By Nga Pham
BBC News, southern Burma
Many survivors are still lacking assistance, particularly in remote areas
It has been three months since Cyclone Nargis struck Burma, leaving 130,000 people dead and hundreds of thousands homeless.
On a covert trip to the Irrawaddy Delta region, I found many of the survivors still in need, and the regime still suspicious of foreigners.
Recently, the government started letting aid workers in, but foreign tourists and journalists are still not allowed to visit the affected areas.
I had been warned by my Burmese colleagues that it would be very difficult to move around Burma, and I had to be aware of the many layers of security designed to keep a close eye on visiting foreign nationals.
My plan was to fly to Rangoon, then to hire someone who would be willing to accompany me to the Irrawaddy region.
I would be posing as a Burmese woman to avoid unnecessary attention. It turned out to be more difficult than I thought.
I got a traditional Burmese dress, the longyi. I was also prepared to smear myself with the sunscreen powder you see most Burmese women wearing on their faces.
But finding someone who would go with me was tricky, partly because I had to be careful not to put anyone in danger.
Many people were punished by the regime after the cyclone for helping foreign journalists, or simply because they were spotted travelling with journalists.
Via some contacts, I found a guide who agreed to go with me, on the condition that if he saw any sign of danger at all, we would immediately make our way back.
We left Rangoon early in the morning. We took the ferry cross the Yangon river, swollen, dark and muddy with monsoon rains.
Along the road down into the Irrawaddy region, houses had been repaired, trees had been cut and replanted, pagodas repainted.
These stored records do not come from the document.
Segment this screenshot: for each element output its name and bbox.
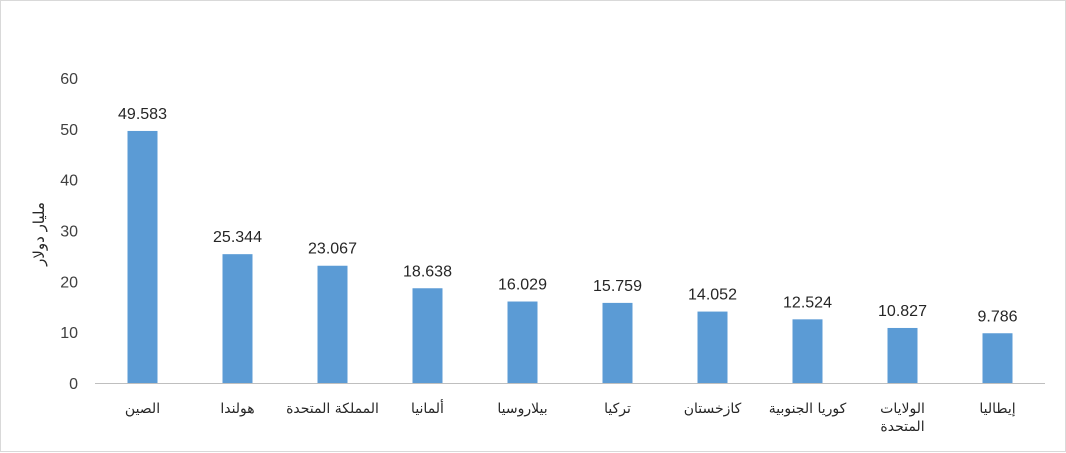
y-axis-label: مليار دولار — [30, 202, 48, 267]
data-label: 15.759 — [593, 278, 642, 295]
data-label: 10.827 — [878, 303, 927, 320]
bar — [887, 327, 918, 383]
y-tick-label: 0 — [69, 376, 78, 393]
y-tick-label: 20 — [60, 274, 78, 291]
data-label: 49.583 — [118, 106, 167, 123]
y-axis: 0 10 20 30 40 50 60 — [60, 71, 78, 393]
y-tick-label: 10 — [60, 325, 78, 342]
category-label: كازخستان — [684, 401, 742, 417]
y-tick-label: 50 — [60, 122, 78, 139]
bar — [317, 265, 348, 383]
bar — [412, 288, 443, 383]
data-label: 14.052 — [688, 287, 737, 304]
bar — [507, 301, 538, 383]
data-labels: 49.583 25.344 23.067 18.638 16.029 15.759 14.0… — [118, 106, 1018, 325]
category-label: الولايات المتحدة — [880, 401, 925, 435]
data-label: 16.029 — [498, 277, 547, 294]
y-tick-label: 30 — [60, 224, 78, 241]
category-label: هولندا — [220, 401, 254, 417]
bar — [982, 333, 1013, 383]
data-label: 18.638 — [403, 263, 452, 280]
bars — [127, 130, 1013, 383]
bar — [792, 319, 823, 383]
data-label: 9.786 — [977, 308, 1017, 325]
category-label: ألمانيا — [411, 399, 444, 417]
category-label: المملكة المتحدة — [286, 401, 379, 417]
bar — [222, 254, 253, 383]
data-label: 23.067 — [308, 241, 357, 258]
x-axis: الصين هولندا المملكة المتحدة ألمانيا بيلاروس… — [95, 383, 1045, 435]
data-label: 12.524 — [783, 294, 832, 311]
bar — [127, 130, 158, 383]
bar — [602, 302, 633, 383]
bar — [697, 311, 728, 383]
category-label: إيطاليا — [979, 401, 1015, 417]
y-tick-label: 40 — [60, 173, 78, 190]
data-label: 25.344 — [213, 229, 262, 246]
category-label: كوريا الجنوبية — [769, 401, 847, 417]
category-label: الصين — [125, 401, 160, 417]
y-tick-label: 60 — [60, 71, 78, 88]
category-label: تركيا — [604, 401, 631, 417]
category-label: بيلاروسيا — [497, 401, 547, 417]
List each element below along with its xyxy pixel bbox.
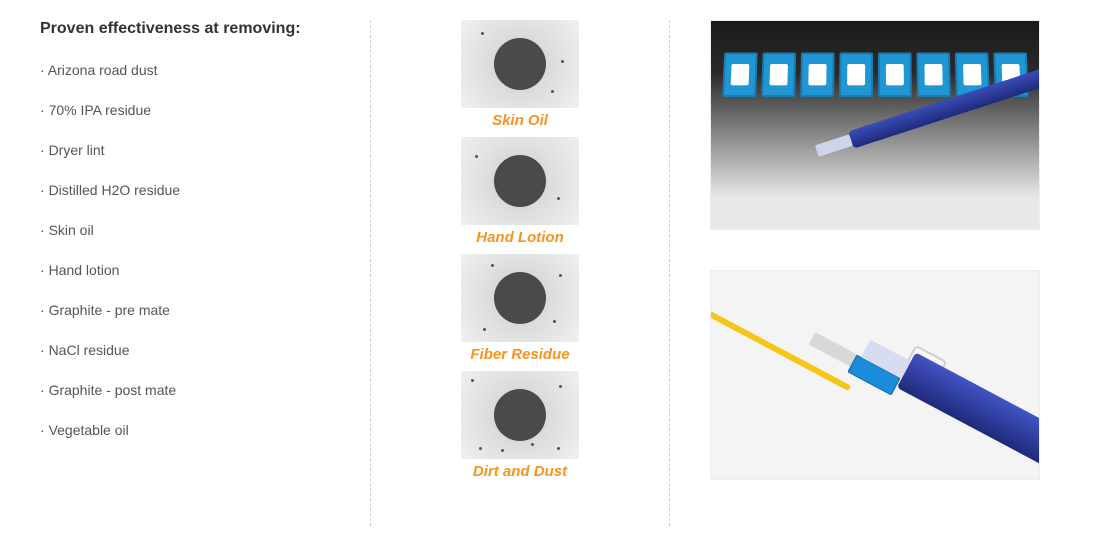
microscope-image: [461, 20, 579, 108]
contaminant-list: Arizona road dust 70% IPA residue Dryer …: [40, 62, 340, 438]
sample-skin-oil: Skin Oil: [461, 20, 579, 129]
sample-fiber-residue: Fiber Residue: [461, 254, 579, 363]
list-item: 70% IPA residue: [40, 102, 340, 118]
sample-hand-lotion: Hand Lotion: [461, 137, 579, 246]
list-item: Hand lotion: [40, 262, 340, 278]
microscope-image: [461, 371, 579, 459]
list-item: Skin oil: [40, 222, 340, 238]
list-item: Vegetable oil: [40, 422, 340, 438]
sample-label: Dirt and Dust: [473, 463, 567, 480]
list-item: Arizona road dust: [40, 62, 340, 78]
microscope-image: [461, 254, 579, 342]
product-image-connector-cleaning: [710, 270, 1040, 480]
sample-label: Fiber Residue: [470, 346, 569, 363]
list-item: Distilled H2O residue: [40, 182, 340, 198]
list-item: Dryer lint: [40, 142, 340, 158]
list-item: NaCl residue: [40, 342, 340, 358]
sample-dirt-dust: Dirt and Dust: [461, 371, 579, 480]
microscope-image: [461, 137, 579, 225]
product-image-panel-cleaning: [710, 20, 1040, 230]
effectiveness-heading: Proven effectiveness at removing:: [40, 20, 340, 38]
sample-label: Skin Oil: [492, 112, 548, 129]
list-item: Graphite - post mate: [40, 382, 340, 398]
sample-label: Hand Lotion: [476, 229, 563, 246]
list-item: Graphite - pre mate: [40, 302, 340, 318]
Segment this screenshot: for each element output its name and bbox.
Paddy fields were covered in the green of the new crop.
However, it was still possible to tell where the cyclone hit, from the pockets of temporary huts scattered across the region.
Most of the huts I saw did not have proper roofs but were covered with plastic sheets provided by international agencies.
Some of the victims were sitting in the mud. As it is the rainy season, it rains almost daily and vast areas are still flooded.
My guide told me that local people have been warned by the authorities not to speak to foreigners and it took us a while to find someone who agreed to have a chat.
Mr Naing Win is a farmer whose family lost almost everything in the cyclone. I found him living with his wife and two children in a small hut.
"The cyclone struck at night, when we were sleeping," he said.
Crops are growing once more in paddy fields, but harvest is some way off
"I saw houses collapsing around my house. Then the rain started pouring down through the roof, which by that time was heavily damaged."
He had nowhere to go, he said, so he simply held a child in each of his arms and stood inside what was left of the house until dawn broke.
"Now we stay in this hut with nothing inside," said Mr Naing. "The children cough all the time because it is so damp.
"I would like to have somewhere better, more solid for my family to stay. But in order to build a proper house, we'd need at least 300,000 kyat ($300) and I don't think we'll ever have the money."
The government has closed refugee camps in an attempt to prove that everything has returned to normal.
The Paritta Monastery in Kyauktan, near Rangoon, used to host some 250 families. Now, according to head monk U Pyinya Wanttha, they are all gone.
"About a month ago, the government came here and demanded that all the refugees go back to where they were from and they are now living in the temporary shelters that they've built from bamboos and pieces of wood," he told me.
He said the biggest problem now was to provide the victims with proper shelters, as nobody has any money left. And of course they need food, he added, because it will be some time before the new harvest.
"Kind people have been donating instant noodles and dry foodstuffs which we transfer to the refugees," said U Pyinya Wanttha. "But it is clearly not enough."
Survivors have complained that aid from the government has been scarce.
International charities warn that lack of food could affect millions. Limited access to clean water and unhygienic living conditions are other concerns.
Thu Ya, a local businessman who runs a private relief campaign in the Irrawaddy Delta, said the victims urgently needed help - particularly those in remote areas.
It is monsoon season and they are at risk contracting dangerous illnesses such as malaria, diarrhoea and lung diseases.
The United Nations has urged the Burmese government to assure continued access to remote communities, particularly for international non-governmental organisation partners.
International agencies like Save the Children are worried that since the spotlight seems to have turned away from Burma, it will be impossible to get sufficient funding
On the way into Irrawaddy region, I saw a number of premises emblazoned with agencies' names, such as Save the Children and Care, but did not see any foreign staff inside.
What I did see, in the space of three hours, were six or seven military checkpoints.
We had to beat a hasty retreat when my guide spotted a large military checkpoint ahead of us, where he said we would be stopped and searched.
A recent joint assessment by Asean, the UN and the Burmese government estimates that a further $1bn is needed for relief and reconstruction work in the country after Cyclone Nargis.
But international agencies like Save the Children are worried that since the spotlight seems to have turned away from Burma, it will be impossible to get sufficient funding.